Por Redação em 02/06/2021

A ENGIE deve assumir o papel de empresa “net zero carbon” até 2045, de acordo com a CEO global da organização, Catherine MacGregor. Em sua apresentação no CEO Conference Brasil, evento promovido pelo Banco BTG Pactual com o objetivo de discutir os desafios e oportunidades no cenário econômico nacional, a executiva destacou os objetivos e propostas da empresa para o clima, ressaltando que as energias renováveis e a sua expansão, no Brasil, são essenciais para o cumprimento das metas de descarbonização.

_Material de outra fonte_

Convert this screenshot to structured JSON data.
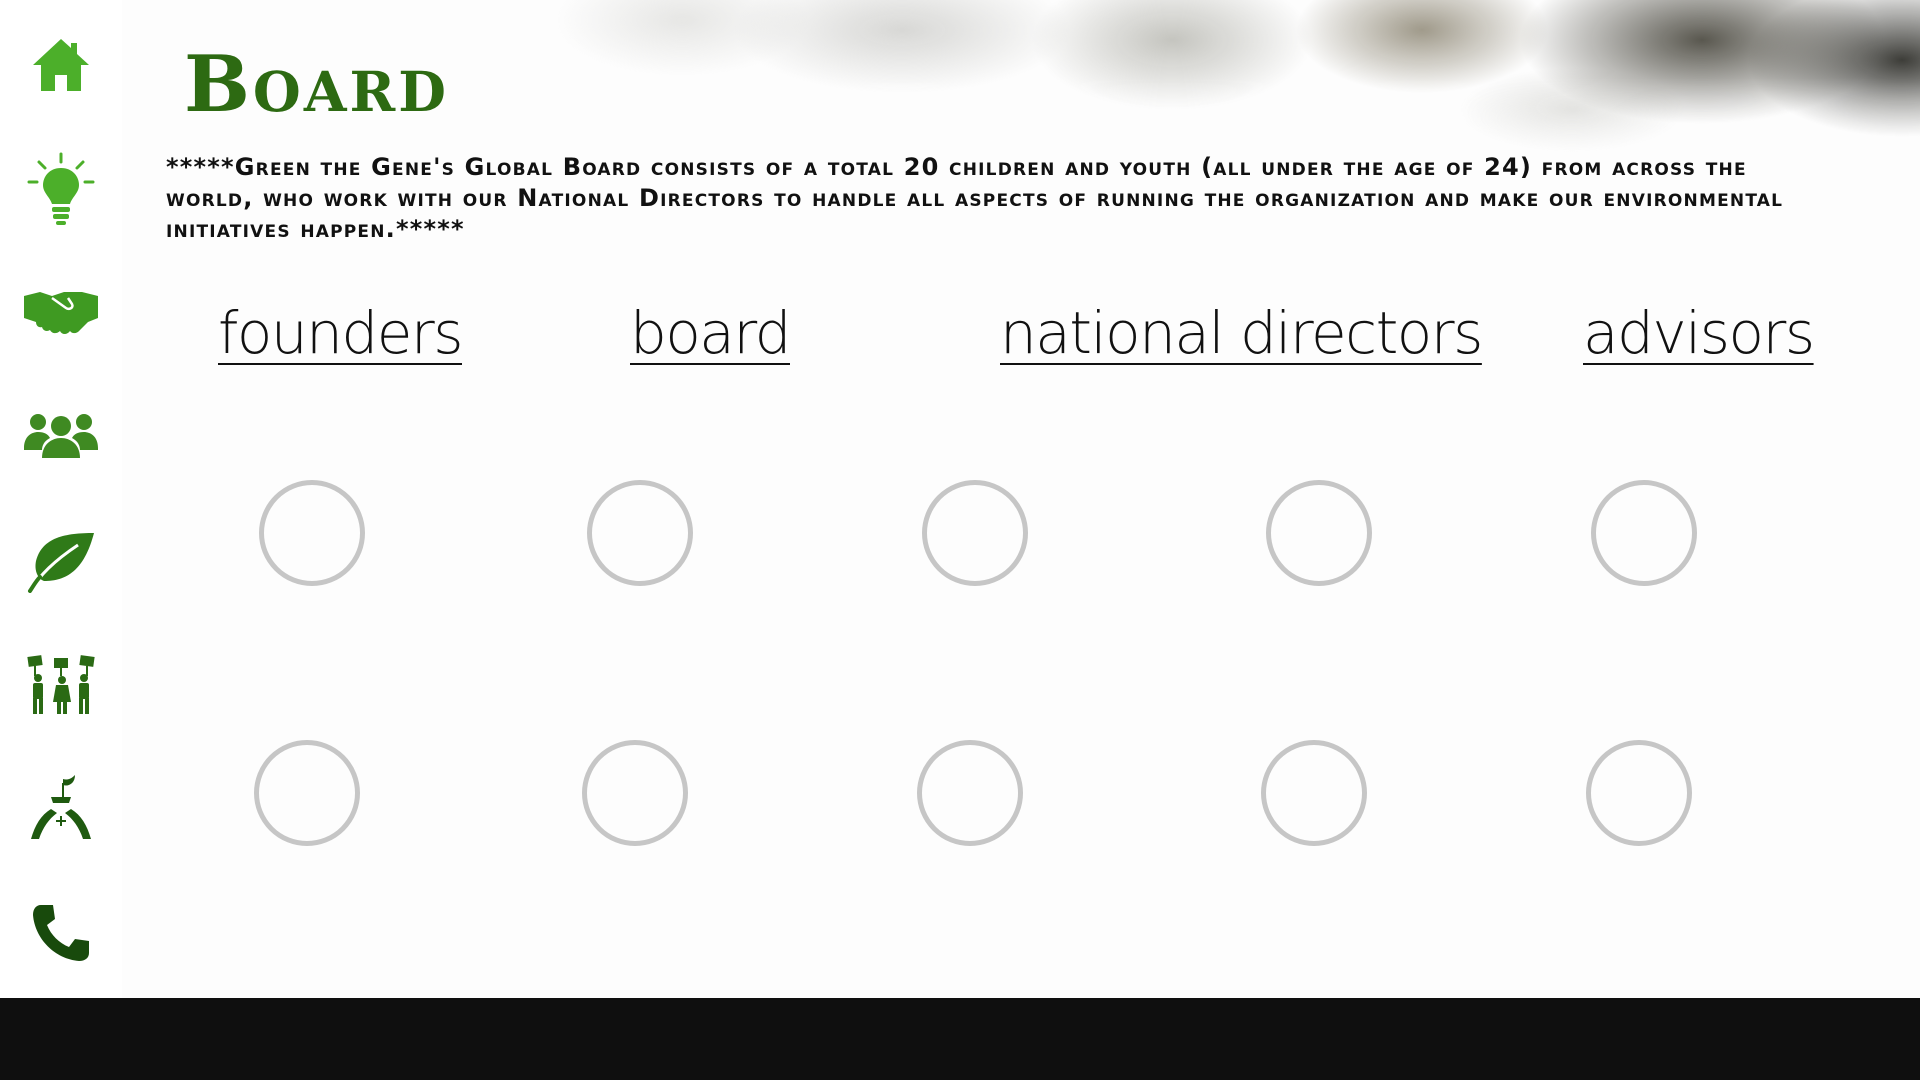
{
  "page": {
    "title": "Board",
    "intro": "*****Green the Gene's Global Board consists of a total 20 children and youth (all under the age of 24) from across the world, who work with our National Directors to handle all aspects of running the organization and make our environmental initiatives happen.*****"
  },
  "sidebar": {
    "items": [
      {
        "icon": "home-icon",
        "color": "#4caf2a"
      },
      {
        "icon": "lightbulb-icon",
        "color": "#4caf2a"
      },
      {
        "icon": "handshake-icon",
        "color": "#3f9a22"
      },
      {
        "icon": "group-icon",
        "color": "#3f8a22"
      },
      {
        "icon": "leaf-icon",
        "color": "#2f7a18"
      },
      {
        "icon": "activists-icon",
        "color": "#2a6a14"
      },
      {
        "icon": "hands-plant-icon",
        "color": "#1f5a10"
      },
      {
        "icon": "phone-icon",
        "color": "#184a0c"
      }
    ]
  },
  "tabs": [
    {
      "label": "founders"
    },
    {
      "label": "board"
    },
    {
      "label": "national directors"
    },
    {
      "label": "advisors"
    }
  ],
  "members": {
    "rows": 2,
    "per_row": 5
  },
  "colors": {
    "brand_green": "#2d6a12",
    "circle_outline": "#c6c6c6",
    "footer": "#0f0f0f"
  }
}
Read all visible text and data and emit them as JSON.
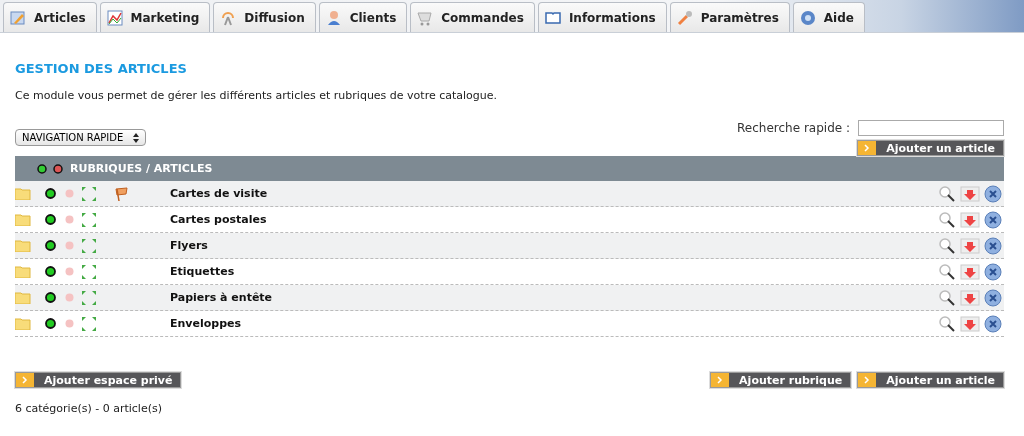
{
  "tabs": [
    {
      "label": "Articles"
    },
    {
      "label": "Marketing"
    },
    {
      "label": "Diffusion"
    },
    {
      "label": "Clients"
    },
    {
      "label": "Commandes"
    },
    {
      "label": "Informations"
    },
    {
      "label": "Paramètres"
    },
    {
      "label": "Aide"
    }
  ],
  "title": "GESTION DES ARTICLES",
  "description": "Ce module vous permet de gérer les différents articles et rubriques de votre catalogue.",
  "navigation": {
    "value": "NAVIGATION RAPIDE"
  },
  "search": {
    "label": "Recherche rapide :"
  },
  "top_button": "Ajouter un article",
  "table": {
    "header": "RUBRIQUES / ARTICLES",
    "rows": [
      {
        "name": "Cartes de visite",
        "online": true,
        "flagged": true
      },
      {
        "name": "Cartes postales",
        "online": true,
        "flagged": false
      },
      {
        "name": "Flyers",
        "online": true,
        "flagged": false
      },
      {
        "name": "Etiquettes",
        "online": true,
        "flagged": false
      },
      {
        "name": "Papiers à entête",
        "online": true,
        "flagged": false
      },
      {
        "name": "Enveloppes",
        "online": true,
        "flagged": false
      }
    ]
  },
  "bottom_left_button": "Ajouter espace privé",
  "bottom_right_buttons": [
    "Ajouter rubrique",
    "Ajouter un article"
  ],
  "summary": "6 catégorie(s) - 0 article(s)"
}
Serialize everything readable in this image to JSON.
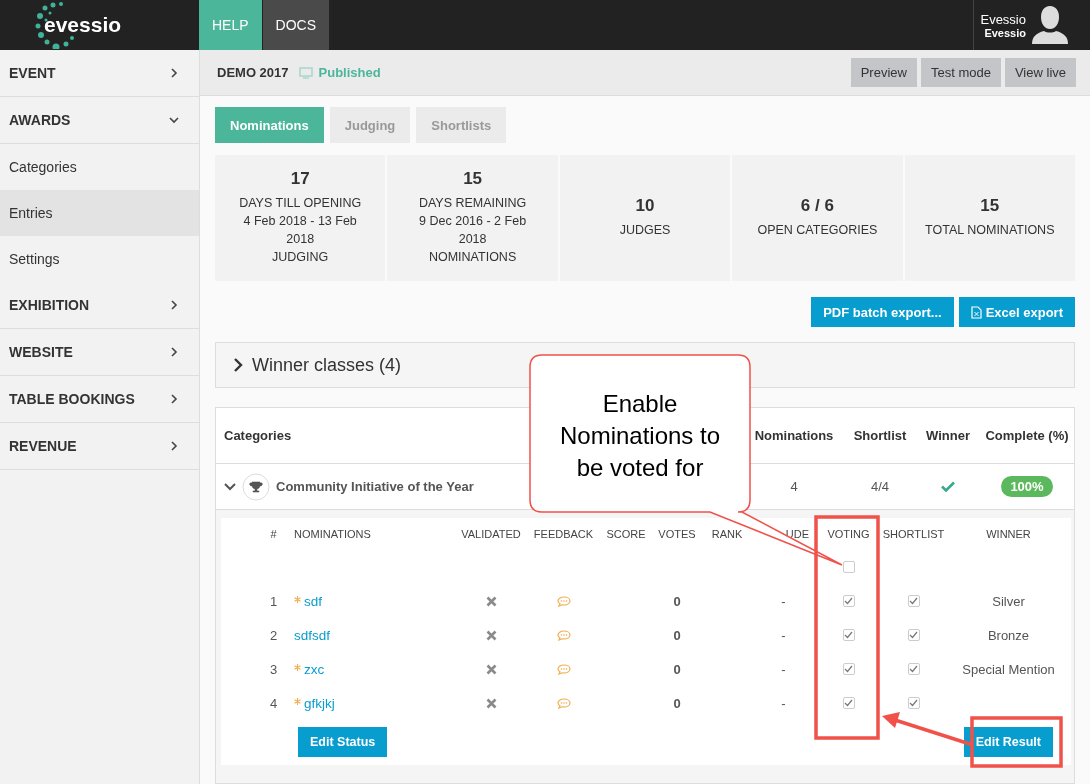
{
  "topbar": {
    "logo": "evessio",
    "nav": [
      {
        "label": "HELP",
        "selected": true
      },
      {
        "label": "DOCS",
        "selected": false
      }
    ],
    "user": {
      "name": "Evessio",
      "org": "Evessio"
    }
  },
  "sidebar": {
    "items": [
      {
        "label": "EVENT",
        "kind": "section",
        "expanded": false,
        "selected": false
      },
      {
        "label": "AWARDS",
        "kind": "section",
        "expanded": true,
        "selected": false
      },
      {
        "label": "Categories",
        "kind": "link",
        "selected": false
      },
      {
        "label": "Entries",
        "kind": "link",
        "selected": true
      },
      {
        "label": "Settings",
        "kind": "link",
        "selected": false
      },
      {
        "label": "EXHIBITION",
        "kind": "section",
        "expanded": false,
        "selected": false
      },
      {
        "label": "WEBSITE",
        "kind": "section",
        "expanded": false,
        "selected": false
      },
      {
        "label": "TABLE BOOKINGS",
        "kind": "section",
        "expanded": false,
        "selected": false
      },
      {
        "label": "REVENUE",
        "kind": "section",
        "expanded": false,
        "selected": false
      }
    ]
  },
  "header": {
    "event": "DEMO 2017",
    "status": "Published",
    "buttons": [
      "Preview",
      "Test mode",
      "View live"
    ]
  },
  "tabs": [
    {
      "label": "Nominations",
      "selected": true
    },
    {
      "label": "Judging",
      "selected": false
    },
    {
      "label": "Shortlists",
      "selected": false
    }
  ],
  "stats": [
    {
      "value": "17",
      "lines": [
        "DAYS TILL OPENING",
        "4 Feb 2018 - 13 Feb 2018",
        "JUDGING"
      ]
    },
    {
      "value": "15",
      "lines": [
        "DAYS REMAINING",
        "9 Dec 2016 - 2 Feb 2018",
        "NOMINATIONS"
      ]
    },
    {
      "value": "10",
      "lines": [
        "JUDGES"
      ]
    },
    {
      "value": "6 / 6",
      "lines": [
        "OPEN CATEGORIES"
      ]
    },
    {
      "value": "15",
      "lines": [
        "TOTAL NOMINATIONS"
      ]
    }
  ],
  "export_buttons": [
    {
      "label": "PDF batch export...",
      "kind": "plain"
    },
    {
      "label": "Excel export",
      "kind": "excel"
    }
  ],
  "winner_classes": {
    "label": "Winner classes (4)",
    "expanded": false
  },
  "categories_table": {
    "columns": [
      "Categories",
      "Nominations",
      "Shortlist",
      "Winner",
      "Complete (%)"
    ],
    "rows": [
      {
        "name": "Community Initiative of the Year",
        "expanded": true,
        "nominations": "4",
        "shortlist": "4/4",
        "has_winner": true,
        "complete": "100%",
        "nominations_table": {
          "columns": [
            "#",
            "NOMINATIONS",
            "VALIDATED",
            "FEEDBACK",
            "SCORE",
            "VOTES",
            "RANK",
            "UDE",
            "VOTING",
            "SHORTLIST",
            "WINNER"
          ],
          "voting_all_checked": false,
          "rows": [
            {
              "number": "1",
              "name": "sdf",
              "starred": true,
              "validated": false,
              "votes": "0",
              "exclude": "-",
              "voting": true,
              "shortlist": true,
              "winner": "Silver"
            },
            {
              "number": "2",
              "name": "sdfsdf",
              "starred": false,
              "validated": false,
              "votes": "0",
              "exclude": "-",
              "voting": true,
              "shortlist": true,
              "winner": "Bronze"
            },
            {
              "number": "3",
              "name": "zxc",
              "starred": true,
              "validated": false,
              "votes": "0",
              "exclude": "-",
              "voting": true,
              "shortlist": true,
              "winner": "Special Mention"
            },
            {
              "number": "4",
              "name": "gfkjkj",
              "starred": true,
              "validated": false,
              "votes": "0",
              "exclude": "-",
              "voting": true,
              "shortlist": true
            }
          ],
          "buttons": [
            "Edit Status",
            "Edit Result"
          ]
        }
      }
    ]
  },
  "annotation": {
    "callout": "Enable Nominations to be voted for"
  }
}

“Estamos em um novo ciclo de crescimento e queremos incrementar o uso de energias renováveis”, disse ela. “O nosso sistema de energia precisa ser confiável e, ao mesmo tempo, ter flexibilidade e equilíbrio de preços. A sociedade demanda o apoio de políticas públicas para conseguir arcar com o custo da transição energética. A descarbonização é essencial, mas a energia também precisa ser acessível à população”, ressaltou.

Hidrogênio tem papel importante na descarbonização

De acordo com a CEO da ENGIE, a empresa projeta ampliar a sua capacidade de geração de energia elétrica, que atualmente é de 31 gigawatts (GW) em âmbito global, para 80 GW até 2030, apostando em fontes renováveis. “Queremos chegar ao patamar de 50 GW em 2025 e 80 GW em 2030”, destacou Catherine.

Para tanto, ela afirma que a empresa investirá em um mix de tecnologias renováveis, incluindo fontes eólicas onshore e offshore, além da solar. “Estamos na fase de 3GW/ano e, no período de 2022/25, queremos chegar a 4 GW/ano. Logo após 2025, chegaremos a 6 GW/ano”, afirmou.

Segundo a executiva, as opções para atender tais metas são as fontes renováveis já consolidadas, como hidrelétrica, eólica e solar, além de novos investimentos em geração de energia a partir de hidrogênio, principalmente.

“O hidrogênio assumiu um papel essencial no processo de descarbonização. Estamos desenvolvendo novas plantas para produção e, na Europa, esse projeto está mais próximo de se concretizar”, disse. Para o restante do globo, a CEO avalia serem necessárias novas soluções que reduzam o custo e viabilizem a introdução da tecnologia. Nos negócios globais da companhia, a energia hidrelétrica responderá por 18%, eólica onshore por 32%, a solar 22% e a eólica offshore 8%.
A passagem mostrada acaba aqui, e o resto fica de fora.